Another challenge was making sure the system would meet the needs of EMC’s global constituents by addressing things such as double byte character data for the Asian markets, and handling multiple languages in the hundreds of countries in which EMC does business, including Cyrillic language character records for eastern Europe and Russia.
When EMC created a team with its field organizations, which made sure all of the characters were accurate.
“We had the local language marketers and subject matter experts engaged in that process to make sure that what we were doing at a centralized level was accurate. The other task was creating a set of forensics to understand whether a source of poor data quality was based on a systematic error, a process error or an end-user error. What we found in our analysis was we not only had to address how we were managing hygiene around data, but that we had to make process improvements and focus on end-user education of importing data into the environment, just to maintain clean data,” Forsythe says.
When it came to making the system user-friendly for those interacting with it each day, the first goal was reestablishing confidence in the team that EMC has the capability to maintain an extremely high degree of data quality over time.
Over the years, our field marketers responsible for developing and executing marketing plans lost confidence in the global database.

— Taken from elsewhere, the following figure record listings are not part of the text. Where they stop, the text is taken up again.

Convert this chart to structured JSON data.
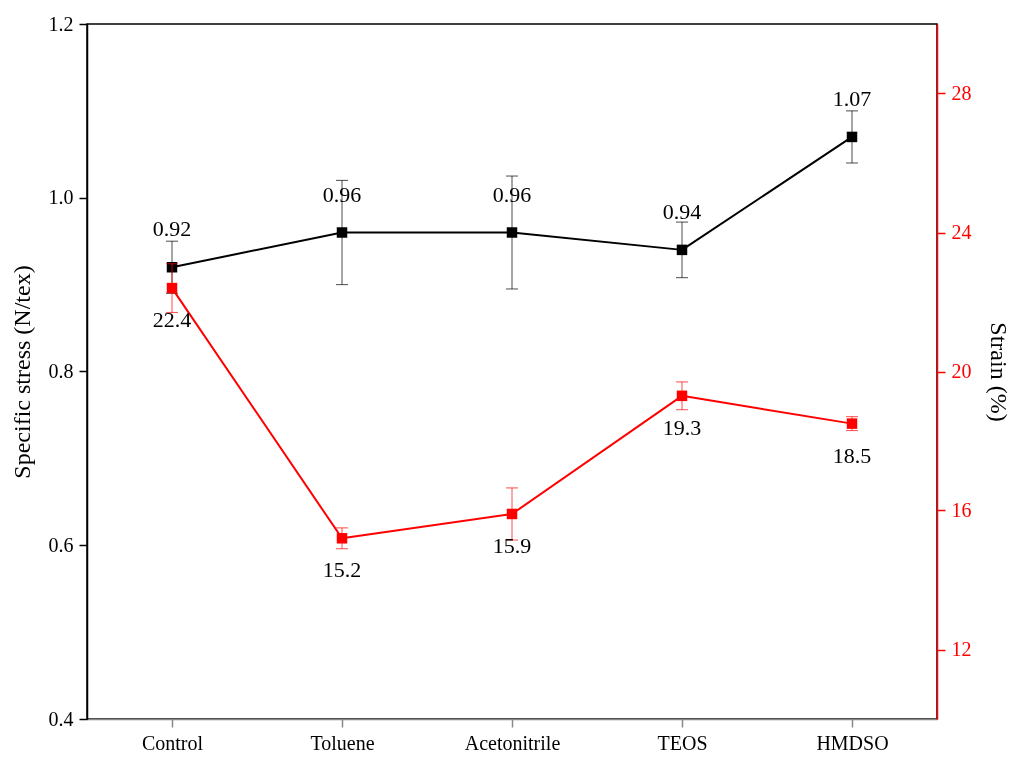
{
  "chart_data": {
    "type": "line",
    "categories": [
      "Control",
      "Toluene",
      "Acetonitrile",
      "TEOS",
      "HMDSO"
    ],
    "ylabel": "Specific stress (N/tex)",
    "y2label": "Strain (%)",
    "ylim": [
      0.4,
      1.2
    ],
    "yticks": [
      0.4,
      0.6,
      0.8,
      {
        "value": 1,
        "label": "1.0"
      },
      1.2
    ],
    "y2lim": [
      10,
      30
    ],
    "y2ticks": [
      12,
      16,
      20,
      24,
      28
    ],
    "marker": "square",
    "grid": false,
    "data_labels": true,
    "series": [
      {
        "color": "#000000",
        "values": [
          0.92,
          0.96,
          0.96,
          0.94,
          1.07
        ],
        "errors": [
          0.03,
          0.06,
          0.065,
          0.032,
          0.03
        ]
      },
      {
        "color": "#ff0000",
        "axis": "y2",
        "values": [
          22.4,
          15.2,
          15.9,
          19.3,
          18.5
        ],
        "errors": [
          0.7,
          0.3,
          0.75,
          0.4,
          0.2
        ]
      }
    ]
  }
}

Our number one goal was rebuilding that confidence,” Forsythe says.
The second goal was streamlining the process so that it was easy for the end user to import data, but also be able to view the data so they could understand and have visibility into data quality.
The end result has enabled the EMC team to see analytics in action.

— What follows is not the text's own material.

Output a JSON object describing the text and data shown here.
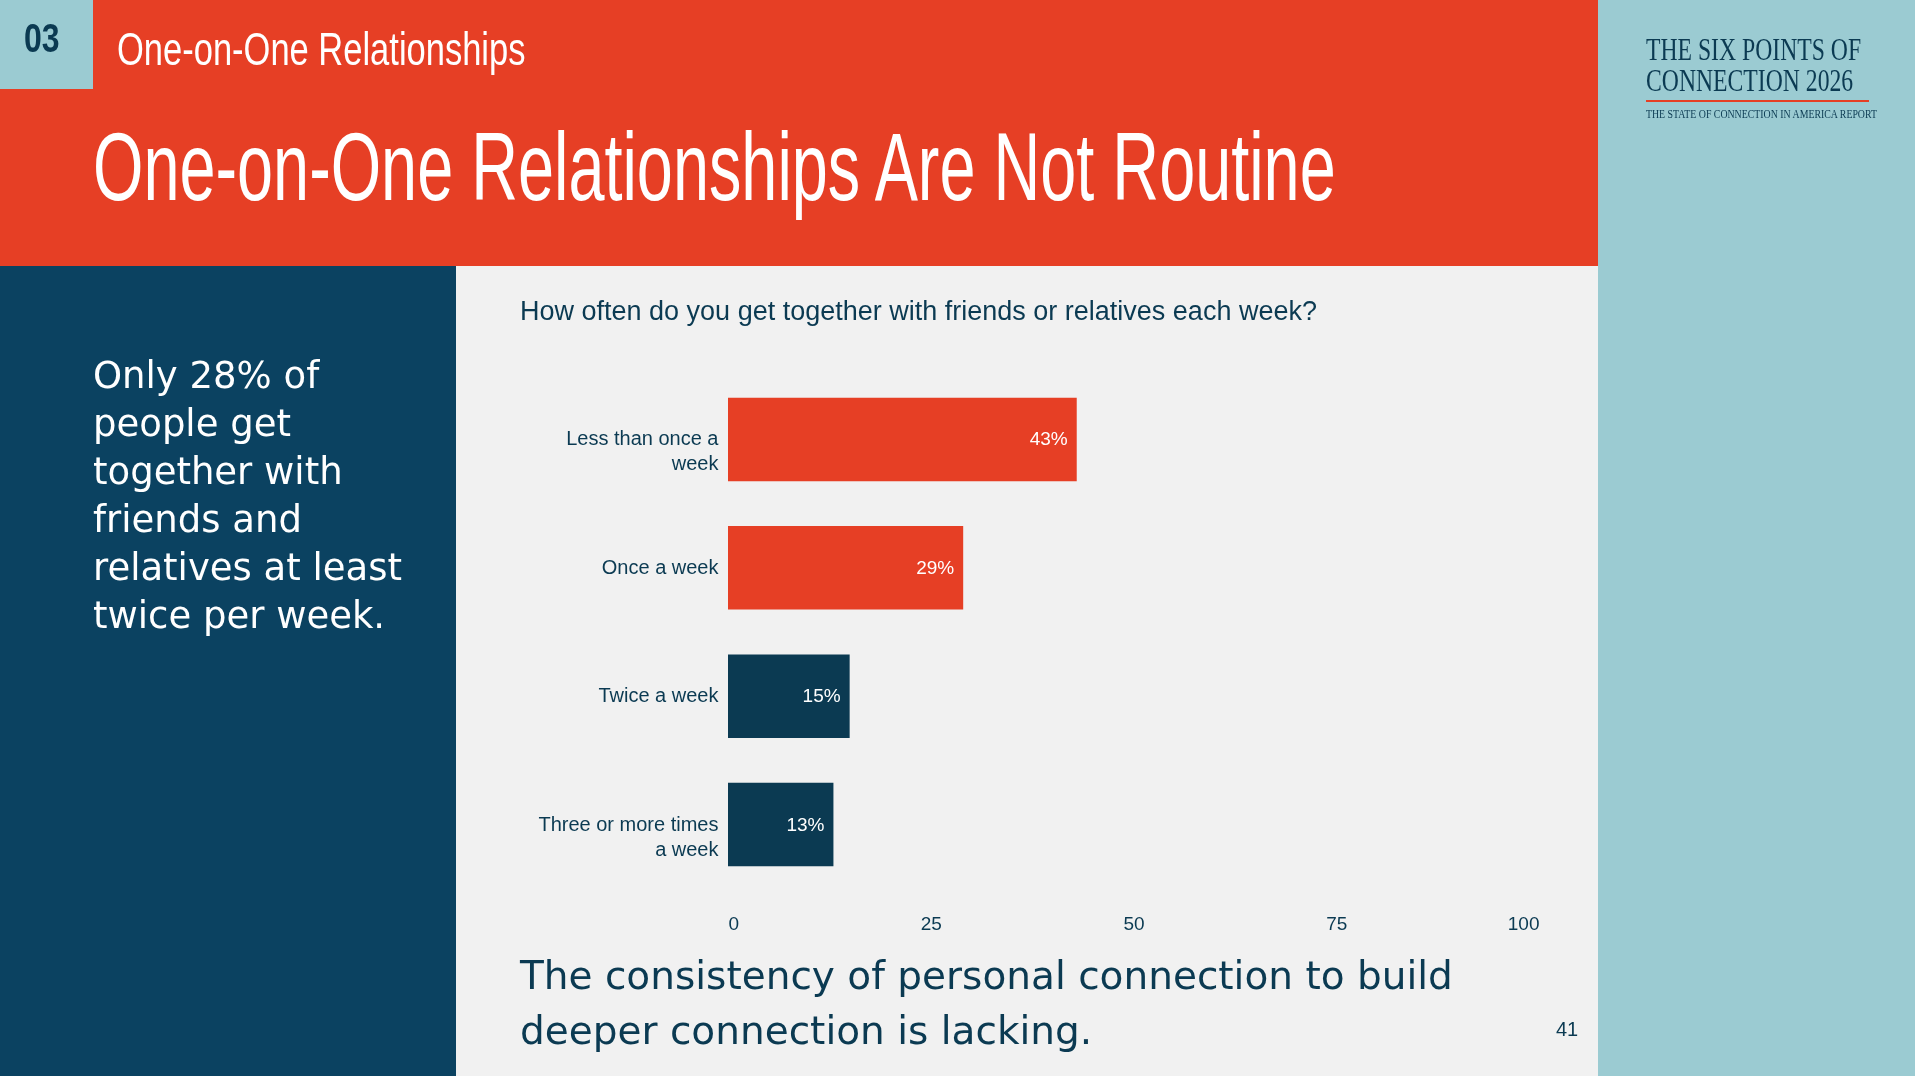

“We have built a marketing science lab, with big data analytic capability for marketing. Our ability to scale the output of any predictive modeling was based on data quality, so the data quality made an immediate improvement in our ability to scale analytics. Also, because we built a high degree of confidence that we have high quality data throughout the organization, the organization’s appetite to take action on the analytics was much stronger,” Forsythe says.
The ownership of customer data has clearly transitioned into the right hands and the field teams are taking ownership of data, identifying areas of data that are incomplete or inaccurate and cleaning that data up and reloading it into the system so it continually improves.
As a result, the action against the data is much stronger.
“There had been a lot of skepticism of any insight that was pulled out of the data because of data quality concerns, and a lot of that skepticism has eroded, which means we have truly become a data-driven organization and we’re embracing the insights that are derived by data,” Forsythe says.